Ce qui est sûr, c'est que Wagner est implanté en Ukraine depuis les débuts du mouvement, que c'est un groupe en soutien avec l'armée russe qui effectue des missions sales. Alexandra Jousset Journaliste et coréalisatrice du documentaire "Wagner, l'armée de l'ombre de Poutine"

Selon l’Institut Français des Relations Internationales (IFRI), qui l’explique dans une note publiée en septembre 2020, « le groupe […] a joué un rôle important dans les violents affrontements avec l’armée ukrainienne.
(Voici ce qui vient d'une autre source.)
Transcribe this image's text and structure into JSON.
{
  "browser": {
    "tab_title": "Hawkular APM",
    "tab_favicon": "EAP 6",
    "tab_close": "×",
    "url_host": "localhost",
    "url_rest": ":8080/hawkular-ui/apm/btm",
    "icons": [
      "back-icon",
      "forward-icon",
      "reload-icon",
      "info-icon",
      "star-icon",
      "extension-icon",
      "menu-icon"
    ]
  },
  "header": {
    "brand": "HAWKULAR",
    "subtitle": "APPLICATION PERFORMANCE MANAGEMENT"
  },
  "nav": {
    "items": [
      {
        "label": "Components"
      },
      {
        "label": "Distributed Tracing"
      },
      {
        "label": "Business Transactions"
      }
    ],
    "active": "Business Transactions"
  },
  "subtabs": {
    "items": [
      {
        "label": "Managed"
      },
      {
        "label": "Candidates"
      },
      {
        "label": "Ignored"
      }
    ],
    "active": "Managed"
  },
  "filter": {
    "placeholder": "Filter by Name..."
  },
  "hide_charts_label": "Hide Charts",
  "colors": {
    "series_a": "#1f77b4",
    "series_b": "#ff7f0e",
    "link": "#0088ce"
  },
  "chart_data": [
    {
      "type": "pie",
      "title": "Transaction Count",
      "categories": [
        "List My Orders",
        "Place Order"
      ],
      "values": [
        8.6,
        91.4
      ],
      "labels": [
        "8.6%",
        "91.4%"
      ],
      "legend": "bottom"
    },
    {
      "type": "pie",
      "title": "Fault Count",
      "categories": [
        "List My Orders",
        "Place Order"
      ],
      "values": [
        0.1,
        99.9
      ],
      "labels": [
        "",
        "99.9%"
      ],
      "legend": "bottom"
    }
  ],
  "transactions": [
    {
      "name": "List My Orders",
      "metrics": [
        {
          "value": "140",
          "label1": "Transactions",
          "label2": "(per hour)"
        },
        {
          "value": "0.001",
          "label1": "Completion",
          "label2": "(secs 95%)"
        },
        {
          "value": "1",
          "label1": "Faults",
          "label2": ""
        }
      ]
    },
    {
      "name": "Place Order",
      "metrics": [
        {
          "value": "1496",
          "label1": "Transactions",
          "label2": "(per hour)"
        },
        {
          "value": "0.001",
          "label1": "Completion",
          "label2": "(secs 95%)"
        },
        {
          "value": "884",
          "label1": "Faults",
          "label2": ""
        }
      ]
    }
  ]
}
En 2015, […] de nombreux mercenaires russes (les chiffres varient, mais l’estimation la plus réaliste fait état de près de 1200 combattants) ont été envoyés en Syrie pour guerroyer contre les adversaires de Bachar al-Assad, en collaboration étroite avec l’armée régulière russe. » 

Également présent en République Centrafricaine, les soldats de Wagner sont accusés d’exécutions sommaires, de torture, de viols… 

Le 17 février dernier, déjà, Emmanuel Macron réprimait fermement les exactions terribles commises depuis des années contre des populations civiles. Et en décembre 2021, l’armée privée était sanctionnée par l’Union Européenne. Dans un communiqué, l’UE faisait état d’un groupe ayant « mené des actions de déstabilisation en Ukraine et dans plusieurs pays d’Afrique », et ayant « recruté, formé et envoyé des agents militaires privés dans des zones de conflit du monde entier ».